The Patron could be a Missionary Organisation which planted the Church and continues to take an active interest in its ministry. This is the case in Basel where the Patron is ICS, the Intercontinental Church Society. ICS has a vision for ministry among English-speaking people living abroad. Why not consider joining ICS to help them start churches where new concentrations of English speakers are growing, such as in Eastern Europe.
ACB and the wider church
The Anglican Church in Basel is one of well over 150 similar churches in mainland Europe, which in 1980 were formed into the Anglican Diocese in Europe, the forty-fourth diocese of the Church of England. The Church of England is one of the sister churches of the world-wide Anglican Communion, comprising around 70 million members in all five continents.
The Anglican Church is deeply committed to cooperation and unity with all other Christian churches, and we are delighted to welcome people of all backgrounds to share fully in the life of our community. Our services are in general held according to the rites and ceremonies of the Church of England, but we are keen also to draw on the insights and traditions of others.
We enjoy a close working relationship here in Basel especially with the Reformed Church, which owns one of the buildings in which we hold our services, and with the Old Catholic Church with which we are in communion.
The Church of England has also recently entered into communion with the Lutheran Churches of the Nordic and Baltic region through the Porvoo Agreement, and has a growing relationship with the Evangelical Church in Germany following the Meissen Declaration.
Baptised members of all Christian Churches are warmly invited to receive holy communion if they so wish. Younger children and those not wishing to receive communion are invited to come forward for a blessing at the administration of the sacrament. Those preferring to receive communion in one kind (only the bread) are welcome to do so.

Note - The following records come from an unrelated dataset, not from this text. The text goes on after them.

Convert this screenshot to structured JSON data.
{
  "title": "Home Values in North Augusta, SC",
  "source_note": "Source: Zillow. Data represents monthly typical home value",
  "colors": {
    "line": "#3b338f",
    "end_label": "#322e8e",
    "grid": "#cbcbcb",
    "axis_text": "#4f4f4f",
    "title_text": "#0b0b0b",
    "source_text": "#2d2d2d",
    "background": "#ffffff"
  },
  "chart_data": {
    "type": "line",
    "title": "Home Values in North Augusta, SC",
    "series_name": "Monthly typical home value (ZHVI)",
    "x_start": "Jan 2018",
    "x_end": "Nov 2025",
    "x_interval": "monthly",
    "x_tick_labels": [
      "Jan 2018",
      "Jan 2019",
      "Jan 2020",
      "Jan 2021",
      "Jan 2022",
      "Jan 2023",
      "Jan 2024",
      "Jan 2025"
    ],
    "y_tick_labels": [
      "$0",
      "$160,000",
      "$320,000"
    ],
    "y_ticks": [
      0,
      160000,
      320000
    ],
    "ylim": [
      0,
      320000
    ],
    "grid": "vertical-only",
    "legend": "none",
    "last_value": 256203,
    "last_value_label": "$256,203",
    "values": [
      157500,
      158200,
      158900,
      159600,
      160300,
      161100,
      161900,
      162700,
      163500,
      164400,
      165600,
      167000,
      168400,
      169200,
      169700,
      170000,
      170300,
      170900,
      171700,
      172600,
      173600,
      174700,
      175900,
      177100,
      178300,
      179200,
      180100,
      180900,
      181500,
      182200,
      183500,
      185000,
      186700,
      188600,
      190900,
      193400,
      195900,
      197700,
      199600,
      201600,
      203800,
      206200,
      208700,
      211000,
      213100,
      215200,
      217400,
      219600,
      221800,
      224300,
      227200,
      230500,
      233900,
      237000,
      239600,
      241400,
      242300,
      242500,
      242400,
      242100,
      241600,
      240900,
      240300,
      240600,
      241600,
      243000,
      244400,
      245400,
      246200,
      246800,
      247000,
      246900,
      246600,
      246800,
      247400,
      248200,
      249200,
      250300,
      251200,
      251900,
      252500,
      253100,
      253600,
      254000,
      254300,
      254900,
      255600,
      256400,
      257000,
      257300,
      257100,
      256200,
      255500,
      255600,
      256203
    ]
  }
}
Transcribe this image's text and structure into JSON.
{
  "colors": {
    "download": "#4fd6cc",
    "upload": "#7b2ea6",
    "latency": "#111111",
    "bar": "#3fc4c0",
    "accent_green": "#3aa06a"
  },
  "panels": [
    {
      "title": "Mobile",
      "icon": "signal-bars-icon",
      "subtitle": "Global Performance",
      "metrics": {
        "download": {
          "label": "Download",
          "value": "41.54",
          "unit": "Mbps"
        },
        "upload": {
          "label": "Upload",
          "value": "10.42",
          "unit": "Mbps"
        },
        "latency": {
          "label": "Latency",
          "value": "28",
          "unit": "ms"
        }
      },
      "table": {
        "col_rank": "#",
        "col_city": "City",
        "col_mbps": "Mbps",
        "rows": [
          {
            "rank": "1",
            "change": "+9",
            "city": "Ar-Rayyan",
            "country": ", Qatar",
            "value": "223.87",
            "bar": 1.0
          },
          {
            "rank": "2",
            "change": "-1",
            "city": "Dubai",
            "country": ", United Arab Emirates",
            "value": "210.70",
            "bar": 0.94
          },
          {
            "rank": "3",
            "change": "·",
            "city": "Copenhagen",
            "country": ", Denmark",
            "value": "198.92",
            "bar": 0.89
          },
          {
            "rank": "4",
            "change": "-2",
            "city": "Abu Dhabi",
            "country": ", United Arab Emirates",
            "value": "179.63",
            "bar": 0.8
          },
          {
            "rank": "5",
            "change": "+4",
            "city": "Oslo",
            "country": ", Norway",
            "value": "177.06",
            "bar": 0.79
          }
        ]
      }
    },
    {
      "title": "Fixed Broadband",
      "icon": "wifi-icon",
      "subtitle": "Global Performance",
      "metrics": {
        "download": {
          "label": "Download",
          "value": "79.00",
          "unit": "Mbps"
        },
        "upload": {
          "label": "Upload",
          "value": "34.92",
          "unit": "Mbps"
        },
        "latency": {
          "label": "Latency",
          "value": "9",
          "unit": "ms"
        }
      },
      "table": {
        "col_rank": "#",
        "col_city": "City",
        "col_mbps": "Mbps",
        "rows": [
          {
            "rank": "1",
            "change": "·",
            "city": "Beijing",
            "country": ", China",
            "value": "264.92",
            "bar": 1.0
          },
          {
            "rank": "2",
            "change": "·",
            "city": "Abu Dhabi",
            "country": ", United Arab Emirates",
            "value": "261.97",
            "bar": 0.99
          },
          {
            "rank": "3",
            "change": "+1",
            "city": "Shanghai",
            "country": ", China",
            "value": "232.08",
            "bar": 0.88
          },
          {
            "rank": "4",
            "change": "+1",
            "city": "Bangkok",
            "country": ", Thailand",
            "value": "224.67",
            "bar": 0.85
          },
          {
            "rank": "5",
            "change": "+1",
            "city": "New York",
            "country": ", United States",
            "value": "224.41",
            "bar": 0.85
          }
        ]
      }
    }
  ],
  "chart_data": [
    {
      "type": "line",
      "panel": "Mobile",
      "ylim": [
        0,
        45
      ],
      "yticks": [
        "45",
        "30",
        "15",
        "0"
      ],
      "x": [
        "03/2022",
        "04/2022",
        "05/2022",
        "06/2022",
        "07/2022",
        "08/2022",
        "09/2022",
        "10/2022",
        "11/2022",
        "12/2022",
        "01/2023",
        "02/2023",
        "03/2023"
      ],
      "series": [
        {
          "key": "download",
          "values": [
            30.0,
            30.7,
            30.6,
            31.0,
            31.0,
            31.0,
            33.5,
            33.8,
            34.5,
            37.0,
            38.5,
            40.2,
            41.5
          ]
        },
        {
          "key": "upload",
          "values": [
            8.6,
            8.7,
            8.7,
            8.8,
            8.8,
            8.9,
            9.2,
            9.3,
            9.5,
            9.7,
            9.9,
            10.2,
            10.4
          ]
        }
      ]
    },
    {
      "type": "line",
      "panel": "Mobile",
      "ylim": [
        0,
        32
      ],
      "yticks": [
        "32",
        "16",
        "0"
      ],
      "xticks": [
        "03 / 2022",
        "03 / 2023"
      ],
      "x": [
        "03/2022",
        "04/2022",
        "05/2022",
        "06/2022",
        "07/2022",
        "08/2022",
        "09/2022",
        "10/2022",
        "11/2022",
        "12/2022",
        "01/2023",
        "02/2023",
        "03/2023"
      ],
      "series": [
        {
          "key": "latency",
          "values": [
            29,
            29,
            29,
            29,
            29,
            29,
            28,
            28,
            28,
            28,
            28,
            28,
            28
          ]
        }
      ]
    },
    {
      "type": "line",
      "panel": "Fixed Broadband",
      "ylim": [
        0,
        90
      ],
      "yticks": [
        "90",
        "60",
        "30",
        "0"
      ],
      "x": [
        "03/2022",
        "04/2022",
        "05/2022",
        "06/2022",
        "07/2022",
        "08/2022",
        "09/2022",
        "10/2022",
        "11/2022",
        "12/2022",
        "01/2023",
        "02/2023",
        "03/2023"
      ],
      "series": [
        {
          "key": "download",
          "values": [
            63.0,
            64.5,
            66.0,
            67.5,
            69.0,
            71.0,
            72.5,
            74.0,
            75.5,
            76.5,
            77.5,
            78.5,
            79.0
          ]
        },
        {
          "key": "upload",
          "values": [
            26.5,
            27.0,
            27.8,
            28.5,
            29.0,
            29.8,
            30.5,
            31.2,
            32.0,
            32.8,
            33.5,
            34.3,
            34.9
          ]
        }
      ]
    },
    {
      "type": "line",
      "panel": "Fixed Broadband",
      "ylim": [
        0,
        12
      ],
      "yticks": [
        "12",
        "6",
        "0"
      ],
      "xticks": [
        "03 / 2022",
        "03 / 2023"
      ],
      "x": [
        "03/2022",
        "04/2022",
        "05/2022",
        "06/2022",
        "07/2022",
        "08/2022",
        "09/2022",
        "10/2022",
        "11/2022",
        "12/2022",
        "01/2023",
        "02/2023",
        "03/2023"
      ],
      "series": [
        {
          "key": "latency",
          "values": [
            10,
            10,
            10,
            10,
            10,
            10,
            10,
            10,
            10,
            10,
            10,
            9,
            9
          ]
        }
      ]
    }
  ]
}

If you would like to know about our Church and its traditions, please ask one of the clergy who will be very pleased to help.
History of ACB
The first known English-speaking service was held in Basel more than 400 years ago, according to the book 'Anglicans in Switzerland' by Paul Schniewind.
In the 1550's a group of English families began to hold services in their homes at the Clarakloster.
Then in the 1850s, the first seasonal chaplain, the Revd. R. Mosley, was sent to serve the Basel region. By the turn of the century, the service was being held in the Three Kings Hotel.
It wasn't until 1928 that the Basel congregation became an official parish of the Church of England, with the Reverend R. H. Courtney as the chaplain. Services were held at different venues until after World War II, although records show that one of the current sites of worship, the St. Nicholas' Chapel in the Münster (Cathedral), was used for a Christmas Day service in 1927.
In 1946, the Reverend M. M. Vischer began serving as chaplain for both Basel and Berne, later replaced by the Reverend B. Gray, who also served both chaplaincies.
To help meet their goal of having a permanent chaplaincy in Basel, congregation members set up the first annual Anglican Church Christmas Bazaar in 1955. This popular holiday tradition continues today, with around 2000 people attending the bazaar each year.
A permanent chaplain was finally appointed for Basel in 1957. The Reverend A. E. Borthwick served until 1972, when Canon Tom Roberts began nearly two decades of service, followed by Rev. Dr. Jonathan Gibbs (1992-1997) and Rev. Geoff Read (1998-2013).
Our current chaplain is the Reverend Hilary Jones.
We hope you'll join us in this long tradition of worshipping with the English-speaking community in Basel.